Такого рода размышления занимали меня некоторое время, потом, видя, что все пошли в пещеру завтракать, я тоже направил свои стопы в ту сторону. Мы поели, как едят люди, дышащие горным воздухом, и, утолив голод, попросили старого цыгана продолжать свое повествование, что тот и сделал.
Я вам говорил, что мы прибыли на второй ночлег наш по дороге из Мадрида в Бургос и встретили там девушку, влюбленную в юношу, одетого погонщиком, сына Марии де Торрес. Последняя рассказала нам, что граф Ровельяс лежал почти что мертвый на другом конце арены, а молодой незнакомец, на противоположном конце, смертельным ударом сразил быка, готовившегося добить свою жертву.
Что было дальше, об этом вам расскажет сама Мария де Торрес.
Как только сраженный бык упал, обливаясь кровью, слуги графа кинулись к хозяину на помощь. Раненый не подавал никаких признаков жизни; его положили на носилки и отнесли домой. Зрелище было прекращено, и все разошлись по домам.
В тот же вечер мы узнали, что Ровельяс вне опасности. На другой день муж мой послал узнать о его здоровье. Посланец долго не возвращался, но наконец принес нам письмо следующего содержания:
«Сеньор полковник!
Прочитав настоящее письмо, ваша милость убедится, что Вседержителю угодно было оставить мне остатки сил. Однако невыносимые боли в груди заставляют меня сомневаться в полном излечении. Ты, конечно, знаешь, сеньор дон Энрике, что Провидение одарило меня многими благами мира сего. Определенную часть их я предназначаю незнакомцу, поставившему под удар свое собственное существование, чтобы сохранить мое. Из остальной же части этих благ я не могу сделать лучшего употребления, как сложить ее к ногам несравненной Эльвиры де Норунья. Благоволи, сеньор, передать ей выражение моих правдивых и искренних чувств, которые она пробудила в том, который, быть может, скоро станет горсткой пепла и праха, но которому небо еще позволяет подписываться, как
граф Ровельяс, маркиз де Вера Лонса-и-Крус Велада,
потомственный командор Талья Верде-и-Рио Флор,
владелец Толаскес-и-Рига-Фуэра-и-Мендес-и-Лонсас,
и прочая, и прочая, и прочая».
Тебя удивляет, сеньора, что я запомнила столько титулов, но мы в шутку дразнили ими сестру, так что в конце концов выучили наизусть.
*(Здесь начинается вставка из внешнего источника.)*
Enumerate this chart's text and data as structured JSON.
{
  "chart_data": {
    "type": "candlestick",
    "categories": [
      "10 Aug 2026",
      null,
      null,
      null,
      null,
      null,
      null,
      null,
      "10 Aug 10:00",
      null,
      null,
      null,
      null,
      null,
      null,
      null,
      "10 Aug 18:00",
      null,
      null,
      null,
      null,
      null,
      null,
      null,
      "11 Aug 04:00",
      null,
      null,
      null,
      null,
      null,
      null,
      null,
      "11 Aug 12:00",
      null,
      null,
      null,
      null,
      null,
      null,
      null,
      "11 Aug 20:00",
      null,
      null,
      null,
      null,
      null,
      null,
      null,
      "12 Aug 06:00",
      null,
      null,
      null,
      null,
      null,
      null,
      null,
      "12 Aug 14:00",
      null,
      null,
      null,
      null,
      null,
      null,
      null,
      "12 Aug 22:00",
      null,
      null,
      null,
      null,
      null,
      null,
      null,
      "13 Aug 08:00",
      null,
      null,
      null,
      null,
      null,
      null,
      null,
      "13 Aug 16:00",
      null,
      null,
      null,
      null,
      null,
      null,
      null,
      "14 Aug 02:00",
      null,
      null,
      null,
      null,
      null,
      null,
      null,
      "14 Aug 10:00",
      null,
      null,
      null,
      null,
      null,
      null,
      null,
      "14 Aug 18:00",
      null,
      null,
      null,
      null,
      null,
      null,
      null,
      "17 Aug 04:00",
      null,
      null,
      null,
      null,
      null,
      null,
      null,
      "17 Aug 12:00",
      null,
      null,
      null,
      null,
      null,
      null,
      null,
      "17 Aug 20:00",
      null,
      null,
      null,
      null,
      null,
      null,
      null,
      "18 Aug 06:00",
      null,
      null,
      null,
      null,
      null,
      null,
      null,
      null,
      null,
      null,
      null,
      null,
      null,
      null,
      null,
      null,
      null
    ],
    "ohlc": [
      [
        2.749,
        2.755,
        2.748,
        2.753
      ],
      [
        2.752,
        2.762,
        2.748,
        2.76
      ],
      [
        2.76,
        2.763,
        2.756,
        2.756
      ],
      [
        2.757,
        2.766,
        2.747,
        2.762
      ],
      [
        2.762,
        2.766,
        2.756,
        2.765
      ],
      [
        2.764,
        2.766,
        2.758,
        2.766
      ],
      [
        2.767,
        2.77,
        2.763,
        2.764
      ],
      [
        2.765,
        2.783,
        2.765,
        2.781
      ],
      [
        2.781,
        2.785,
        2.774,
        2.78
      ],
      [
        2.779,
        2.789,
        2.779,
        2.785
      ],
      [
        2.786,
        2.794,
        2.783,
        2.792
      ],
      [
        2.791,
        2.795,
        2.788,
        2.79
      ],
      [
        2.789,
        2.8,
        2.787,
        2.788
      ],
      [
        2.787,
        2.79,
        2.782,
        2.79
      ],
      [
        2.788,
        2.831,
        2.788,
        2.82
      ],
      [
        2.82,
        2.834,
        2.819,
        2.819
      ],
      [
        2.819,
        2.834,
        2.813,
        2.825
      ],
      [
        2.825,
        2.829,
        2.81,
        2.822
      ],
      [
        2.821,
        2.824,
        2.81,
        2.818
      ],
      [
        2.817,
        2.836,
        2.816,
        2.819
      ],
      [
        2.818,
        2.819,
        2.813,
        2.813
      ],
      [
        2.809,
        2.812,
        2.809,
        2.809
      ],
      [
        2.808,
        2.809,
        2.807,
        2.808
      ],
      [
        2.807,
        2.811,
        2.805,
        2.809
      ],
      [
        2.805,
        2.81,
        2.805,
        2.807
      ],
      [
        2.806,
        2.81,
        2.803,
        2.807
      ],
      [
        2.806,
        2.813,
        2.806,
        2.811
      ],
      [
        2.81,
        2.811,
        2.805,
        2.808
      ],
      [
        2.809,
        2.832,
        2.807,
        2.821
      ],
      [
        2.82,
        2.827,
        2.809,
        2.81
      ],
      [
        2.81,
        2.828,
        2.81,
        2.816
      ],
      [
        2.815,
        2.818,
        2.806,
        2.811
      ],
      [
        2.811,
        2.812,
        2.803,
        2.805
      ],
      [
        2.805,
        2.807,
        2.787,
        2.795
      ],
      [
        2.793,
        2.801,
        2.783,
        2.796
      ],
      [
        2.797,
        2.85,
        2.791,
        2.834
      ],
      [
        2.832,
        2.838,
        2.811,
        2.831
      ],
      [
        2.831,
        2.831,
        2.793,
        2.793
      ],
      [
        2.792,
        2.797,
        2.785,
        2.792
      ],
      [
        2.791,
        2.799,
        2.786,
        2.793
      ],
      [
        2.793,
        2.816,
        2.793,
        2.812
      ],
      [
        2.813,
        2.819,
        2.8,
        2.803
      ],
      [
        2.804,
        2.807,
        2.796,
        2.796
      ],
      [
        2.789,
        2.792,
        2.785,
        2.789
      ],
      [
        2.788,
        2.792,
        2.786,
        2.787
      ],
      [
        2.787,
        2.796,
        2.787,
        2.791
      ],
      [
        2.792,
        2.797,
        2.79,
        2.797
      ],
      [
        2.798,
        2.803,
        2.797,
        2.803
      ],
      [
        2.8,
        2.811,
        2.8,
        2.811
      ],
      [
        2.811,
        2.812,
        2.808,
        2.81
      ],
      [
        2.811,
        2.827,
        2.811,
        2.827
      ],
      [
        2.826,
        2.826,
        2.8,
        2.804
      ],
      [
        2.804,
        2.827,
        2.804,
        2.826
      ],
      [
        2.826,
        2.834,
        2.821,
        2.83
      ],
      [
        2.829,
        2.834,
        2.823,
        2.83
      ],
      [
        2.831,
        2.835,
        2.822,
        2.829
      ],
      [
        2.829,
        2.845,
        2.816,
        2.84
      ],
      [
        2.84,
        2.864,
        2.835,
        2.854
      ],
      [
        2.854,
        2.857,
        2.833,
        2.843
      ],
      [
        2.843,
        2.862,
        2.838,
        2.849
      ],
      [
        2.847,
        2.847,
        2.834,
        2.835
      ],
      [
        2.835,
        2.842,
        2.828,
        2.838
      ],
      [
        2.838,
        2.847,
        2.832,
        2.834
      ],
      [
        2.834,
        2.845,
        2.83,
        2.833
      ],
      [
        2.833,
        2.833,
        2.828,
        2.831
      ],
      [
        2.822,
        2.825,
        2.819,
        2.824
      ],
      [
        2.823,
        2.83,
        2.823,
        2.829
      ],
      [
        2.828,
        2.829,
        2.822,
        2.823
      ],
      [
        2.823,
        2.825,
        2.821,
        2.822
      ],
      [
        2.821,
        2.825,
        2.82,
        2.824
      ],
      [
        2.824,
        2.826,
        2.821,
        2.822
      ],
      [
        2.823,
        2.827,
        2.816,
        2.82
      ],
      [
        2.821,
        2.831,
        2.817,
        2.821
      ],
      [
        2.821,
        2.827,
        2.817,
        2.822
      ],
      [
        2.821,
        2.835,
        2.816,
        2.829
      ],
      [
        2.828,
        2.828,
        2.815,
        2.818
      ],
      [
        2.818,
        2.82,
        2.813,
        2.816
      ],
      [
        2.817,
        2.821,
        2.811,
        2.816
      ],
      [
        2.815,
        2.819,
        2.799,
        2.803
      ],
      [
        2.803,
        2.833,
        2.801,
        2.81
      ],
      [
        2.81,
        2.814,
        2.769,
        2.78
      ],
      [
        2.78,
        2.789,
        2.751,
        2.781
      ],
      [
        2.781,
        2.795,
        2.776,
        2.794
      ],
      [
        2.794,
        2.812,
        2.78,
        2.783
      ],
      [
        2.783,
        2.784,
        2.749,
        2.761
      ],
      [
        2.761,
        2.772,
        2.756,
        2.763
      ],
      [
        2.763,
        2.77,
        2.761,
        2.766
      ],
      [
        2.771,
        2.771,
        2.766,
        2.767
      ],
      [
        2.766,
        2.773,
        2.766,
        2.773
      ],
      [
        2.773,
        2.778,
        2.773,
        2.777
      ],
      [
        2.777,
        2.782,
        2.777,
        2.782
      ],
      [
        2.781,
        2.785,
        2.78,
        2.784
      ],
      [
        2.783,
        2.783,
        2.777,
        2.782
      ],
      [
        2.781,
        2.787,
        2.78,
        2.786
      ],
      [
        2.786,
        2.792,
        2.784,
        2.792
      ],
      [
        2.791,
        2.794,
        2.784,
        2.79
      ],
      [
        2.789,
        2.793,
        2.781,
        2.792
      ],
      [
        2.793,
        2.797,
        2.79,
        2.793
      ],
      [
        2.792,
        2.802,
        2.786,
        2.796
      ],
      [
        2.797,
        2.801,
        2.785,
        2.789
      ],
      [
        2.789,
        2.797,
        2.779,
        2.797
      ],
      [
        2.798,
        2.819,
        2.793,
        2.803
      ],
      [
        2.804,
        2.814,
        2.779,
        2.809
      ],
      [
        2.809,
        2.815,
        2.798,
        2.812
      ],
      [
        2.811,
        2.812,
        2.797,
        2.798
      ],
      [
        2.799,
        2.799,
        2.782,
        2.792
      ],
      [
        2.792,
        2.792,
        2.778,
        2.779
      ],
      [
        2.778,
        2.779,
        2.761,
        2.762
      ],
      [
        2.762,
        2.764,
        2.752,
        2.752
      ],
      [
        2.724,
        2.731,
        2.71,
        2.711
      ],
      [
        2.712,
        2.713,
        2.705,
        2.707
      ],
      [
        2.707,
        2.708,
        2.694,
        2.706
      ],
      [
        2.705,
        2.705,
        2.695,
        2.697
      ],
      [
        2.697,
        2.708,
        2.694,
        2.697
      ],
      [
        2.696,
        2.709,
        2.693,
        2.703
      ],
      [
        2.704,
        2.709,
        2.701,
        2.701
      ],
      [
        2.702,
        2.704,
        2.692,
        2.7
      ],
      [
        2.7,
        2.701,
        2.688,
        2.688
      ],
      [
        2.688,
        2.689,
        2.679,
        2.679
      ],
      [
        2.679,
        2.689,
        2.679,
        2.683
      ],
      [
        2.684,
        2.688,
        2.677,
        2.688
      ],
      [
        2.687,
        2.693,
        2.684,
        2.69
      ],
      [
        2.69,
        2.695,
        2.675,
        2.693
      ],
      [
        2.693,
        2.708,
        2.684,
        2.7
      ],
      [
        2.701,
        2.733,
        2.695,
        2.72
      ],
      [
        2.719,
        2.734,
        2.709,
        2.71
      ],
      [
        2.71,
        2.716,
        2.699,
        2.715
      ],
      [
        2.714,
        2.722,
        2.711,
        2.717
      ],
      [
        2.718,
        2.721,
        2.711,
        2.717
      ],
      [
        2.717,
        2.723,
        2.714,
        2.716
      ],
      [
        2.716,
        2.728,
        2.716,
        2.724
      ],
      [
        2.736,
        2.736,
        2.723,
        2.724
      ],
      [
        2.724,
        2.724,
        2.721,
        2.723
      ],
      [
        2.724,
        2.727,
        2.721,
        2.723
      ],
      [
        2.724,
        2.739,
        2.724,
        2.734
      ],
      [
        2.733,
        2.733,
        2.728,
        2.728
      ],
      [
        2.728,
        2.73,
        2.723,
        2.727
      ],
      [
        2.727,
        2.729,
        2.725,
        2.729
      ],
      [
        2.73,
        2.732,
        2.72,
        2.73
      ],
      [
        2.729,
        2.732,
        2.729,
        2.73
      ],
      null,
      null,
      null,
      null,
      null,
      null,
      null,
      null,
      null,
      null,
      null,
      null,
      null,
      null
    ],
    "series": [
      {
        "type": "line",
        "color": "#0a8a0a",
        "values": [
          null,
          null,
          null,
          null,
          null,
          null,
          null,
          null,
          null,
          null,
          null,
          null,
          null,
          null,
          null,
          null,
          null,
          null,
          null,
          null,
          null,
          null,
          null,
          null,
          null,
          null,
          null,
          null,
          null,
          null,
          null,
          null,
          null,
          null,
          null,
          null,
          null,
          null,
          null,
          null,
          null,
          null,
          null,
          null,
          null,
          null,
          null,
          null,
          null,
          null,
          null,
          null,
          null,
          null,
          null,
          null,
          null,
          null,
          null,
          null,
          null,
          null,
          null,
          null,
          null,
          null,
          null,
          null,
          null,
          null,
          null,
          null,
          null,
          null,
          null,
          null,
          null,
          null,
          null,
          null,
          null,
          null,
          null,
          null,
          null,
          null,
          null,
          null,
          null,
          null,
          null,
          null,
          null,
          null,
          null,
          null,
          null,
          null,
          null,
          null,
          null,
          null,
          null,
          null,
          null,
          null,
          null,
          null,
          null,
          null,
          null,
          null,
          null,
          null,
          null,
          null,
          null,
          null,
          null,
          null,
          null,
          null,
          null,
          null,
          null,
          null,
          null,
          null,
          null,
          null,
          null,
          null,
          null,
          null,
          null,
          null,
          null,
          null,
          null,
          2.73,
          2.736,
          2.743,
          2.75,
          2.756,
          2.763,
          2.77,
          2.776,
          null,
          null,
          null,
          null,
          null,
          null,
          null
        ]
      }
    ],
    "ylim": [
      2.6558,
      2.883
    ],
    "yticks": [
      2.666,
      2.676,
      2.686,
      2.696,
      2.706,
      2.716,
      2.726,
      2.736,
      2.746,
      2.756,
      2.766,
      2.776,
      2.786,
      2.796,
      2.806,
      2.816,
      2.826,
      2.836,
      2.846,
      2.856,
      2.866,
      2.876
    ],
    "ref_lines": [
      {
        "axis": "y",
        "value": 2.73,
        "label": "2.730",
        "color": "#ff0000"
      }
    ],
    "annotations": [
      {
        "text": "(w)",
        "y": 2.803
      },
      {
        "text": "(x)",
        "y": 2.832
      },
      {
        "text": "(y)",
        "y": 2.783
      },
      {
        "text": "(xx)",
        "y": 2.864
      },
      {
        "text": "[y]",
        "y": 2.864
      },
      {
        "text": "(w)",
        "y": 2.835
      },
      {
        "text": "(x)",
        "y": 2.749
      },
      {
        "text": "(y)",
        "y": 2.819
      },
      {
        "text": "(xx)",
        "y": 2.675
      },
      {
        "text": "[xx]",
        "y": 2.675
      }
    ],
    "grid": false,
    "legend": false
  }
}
Как только муж мой получил это письмо, он сейчас же прочел его нам и спросил мою сестру, что отвечать. Эльвира сказала, что во всем полагается на мнение моего мужа, но прибавила, что добродетели графа поражают ее не так, как самолюбие, которое сквозит во всех его словах и поступках.
Мой муж прекрасно понял истинное значение этих слов и ответил графу, что Эльвира еще слишком молода, чтобы оценить его чувства, но присоединяется к молитвам о его выздоровлении. Тем не менее граф не увидел в таком ответе отказа, а напротив – стал всюду говорить о своей женитьбе на Эльвире как о деле вполне решенном; а мы между тем уехали в Вильяку.